2) Every Chinese character is a picture. Use your imagination and try to "guess" at the meaning of the character. And practice at a fixed time every day. I can teach you to write Chinese characters step by step according to the stroke order. All you have to do is bring your eyes, ears, mouth, hands and mind to bear and establish good basic habits, then the more you study, the more you will be interested.
Yesterday Erik came to class promptly at 1:00 p.m. Right away the first thing he did was to show me the results of his practicing Chinese characters by writing them in squares. The characters were all done nice and neat, well formed, just like they should be. I praised his work, telling him he had reached the level of our junior high students in Taiwan.
Then he asked: "Isn't the character for 'to thank' [謝, xie] made up of three different characters?" What imagination he had! I answered, "Chinese use language, yan [言], to express their sense of thanks and then respectfully bow their body, shen [身], slightly, cun [寸]. And so, they use these three characters for the word "to thank." A 60-minute class seemed to just fly by.
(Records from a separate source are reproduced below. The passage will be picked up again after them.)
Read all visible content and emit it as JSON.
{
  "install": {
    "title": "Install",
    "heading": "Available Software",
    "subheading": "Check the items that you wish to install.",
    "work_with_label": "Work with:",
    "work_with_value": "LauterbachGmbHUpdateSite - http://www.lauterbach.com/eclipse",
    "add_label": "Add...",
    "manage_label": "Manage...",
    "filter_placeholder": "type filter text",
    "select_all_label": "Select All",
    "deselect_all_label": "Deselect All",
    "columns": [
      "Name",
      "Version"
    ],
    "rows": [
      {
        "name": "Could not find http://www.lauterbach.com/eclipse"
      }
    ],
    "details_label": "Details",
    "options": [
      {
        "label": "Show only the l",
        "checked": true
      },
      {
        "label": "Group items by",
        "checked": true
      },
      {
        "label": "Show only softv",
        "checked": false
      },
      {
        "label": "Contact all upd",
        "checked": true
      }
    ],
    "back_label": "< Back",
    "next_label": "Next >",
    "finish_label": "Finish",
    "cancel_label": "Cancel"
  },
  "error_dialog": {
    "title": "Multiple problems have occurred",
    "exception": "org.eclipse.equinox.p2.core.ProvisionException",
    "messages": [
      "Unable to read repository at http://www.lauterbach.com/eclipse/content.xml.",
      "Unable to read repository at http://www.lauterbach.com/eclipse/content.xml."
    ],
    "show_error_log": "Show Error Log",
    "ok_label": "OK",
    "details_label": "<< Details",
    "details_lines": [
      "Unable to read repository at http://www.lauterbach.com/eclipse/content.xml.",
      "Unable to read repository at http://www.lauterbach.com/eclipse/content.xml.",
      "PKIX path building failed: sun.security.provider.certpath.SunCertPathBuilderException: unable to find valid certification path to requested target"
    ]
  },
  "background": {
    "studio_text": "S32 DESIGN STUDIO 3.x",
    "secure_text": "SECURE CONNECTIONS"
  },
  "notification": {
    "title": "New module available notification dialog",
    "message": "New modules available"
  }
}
I also remember just before class was over last time, he asked, "Laoshi, how much tuition should I give you?" I said, 'The first class was gratis. You can go shop around, see if you can find a better teacher. In the future, each class will be US$28." Who would have guessed--today he put 14 new $20 bills in a nice red envelope for tuition, saying, "Can I give the tuition for ten classes all at once?" His sense of respect really impressed me.
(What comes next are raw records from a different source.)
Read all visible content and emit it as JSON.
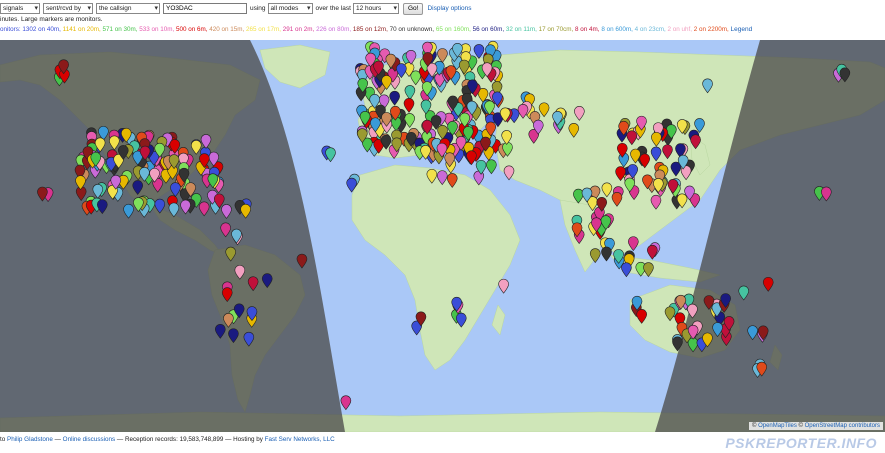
{
  "toolbar": {
    "show_select": "signals",
    "direction_select": "sent/rcvd by",
    "target_select": "the callsign",
    "callsign_value": "YO3DAC",
    "using_label": "using",
    "mode_select": "all modes",
    "over_label": "over the last",
    "period_select": "12 hours",
    "go_label": "Go!",
    "display_options": "Display options"
  },
  "info_line": "inutes. Large markers are monitors.",
  "monitors_prefix": "onitors:",
  "monitor_counts": [
    {
      "text": "1302 on 40m,",
      "color": "#3a4ed8"
    },
    {
      "text": "1141 on 20m,",
      "color": "#e6b800"
    },
    {
      "text": "571 on 30m,",
      "color": "#46c34b"
    },
    {
      "text": "533 on 10m,",
      "color": "#e65bb0"
    },
    {
      "text": "500 on 6m,",
      "color": "#d80000"
    },
    {
      "text": "420 on 15m,",
      "color": "#cc8a5a"
    },
    {
      "text": "265 on 17m,",
      "color": "#f2e14a"
    },
    {
      "text": "291 on 2m,",
      "color": "#d8348f"
    },
    {
      "text": "226 on 80m,",
      "color": "#c96ad8"
    },
    {
      "text": "185 on 12m,",
      "color": "#8b1a1a"
    },
    {
      "text": "70 on unknown,",
      "color": "#333333"
    },
    {
      "text": "65 on 160m,",
      "color": "#7fe05b"
    },
    {
      "text": "56 on 60m,",
      "color": "#1a1a80"
    },
    {
      "text": "32 on 11m,",
      "color": "#46c3a0"
    },
    {
      "text": "17 on 70cm,",
      "color": "#9a9a30"
    },
    {
      "text": "8 on 4m,",
      "color": "#c0103a"
    },
    {
      "text": "8 on 600m,",
      "color": "#3a9ad8"
    },
    {
      "text": "4 on 23cm,",
      "color": "#6ab8d8"
    },
    {
      "text": "2 on uhf,",
      "color": "#f2a0c0"
    },
    {
      "text": "2 on 2200m,",
      "color": "#e04a1a"
    }
  ],
  "legend_link": "Legend",
  "attribution": {
    "sep": "©",
    "tiles": "OpenMapTiles",
    "osm": "OpenStreetMap contributors"
  },
  "footer": {
    "prefix": "to",
    "author": "Philip Gladstone",
    "sep1": "—",
    "discussions": "Online discussions",
    "records": "— Reception records: 19,583,748,899 — Hosting by",
    "host": "Fast Serv Networks, LLC"
  },
  "logo": "PSKREPORTER.INFO",
  "colors": {
    "ocean": "#aac8f7",
    "land": "#cfe6b8",
    "night": "#4d4d4d",
    "link": "#1a5fb4"
  }
}
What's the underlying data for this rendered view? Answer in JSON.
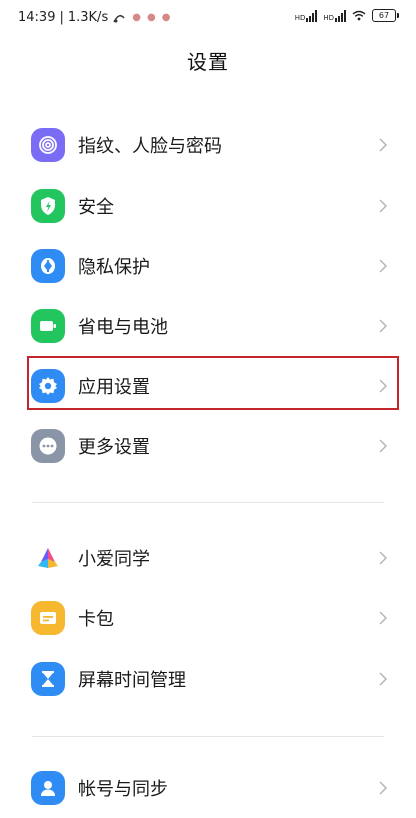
{
  "status_bar": {
    "time": "14:39",
    "speed": "1.3K/s",
    "sim1_label": "HD",
    "sim2_label": "HD",
    "battery": "67"
  },
  "page_title": "设置",
  "menu": {
    "items": [
      {
        "label": "指纹、人脸与密码",
        "icon": "fingerprint-icon",
        "color": "#7b6cf6"
      },
      {
        "label": "安全",
        "icon": "shield-icon",
        "color": "#22c55e"
      },
      {
        "label": "隐私保护",
        "icon": "privacy-icon",
        "color": "#2f8cf5"
      },
      {
        "label": "省电与电池",
        "icon": "battery-icon",
        "color": "#22c55e"
      },
      {
        "label": "应用设置",
        "icon": "gear-icon",
        "color": "#2f8cf5"
      },
      {
        "label": "更多设置",
        "icon": "more-icon",
        "color": "#8a96a8"
      }
    ],
    "items2": [
      {
        "label": "小爱同学",
        "icon": "xiaoai-icon",
        "color": "#ffffff"
      },
      {
        "label": "卡包",
        "icon": "wallet-icon",
        "color": "#f5b82e"
      },
      {
        "label": "屏幕时间管理",
        "icon": "hourglass-icon",
        "color": "#2f8cf5"
      }
    ],
    "items3": [
      {
        "label": "帐号与同步",
        "icon": "account-icon",
        "color": "#2f8cf5"
      }
    ]
  }
}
I then thought of what my father had taught me. When I was young and studied piano and violin, and even when I went to church on Sunday, for the tuition or donations my father used to go to the bank several days earlier for some brand new bills and put them into an envelope, and then had me take them and give them to my teacher or put them into the church collection box. My father's teaching in word and deed has stuck with me all my life and the lessons I learned have been of inestimable value.
The art of paying, throughout history and throughout the world, is not only a manifestation of body language, it is even more an expression of an internal sincerity and respect. It gives sufficient proof that the adage "if you have the money, you're the boss" is certainly not accepted in modern civilized, progressive human society. Being respectful and polite--this is the basis of our interaction with others.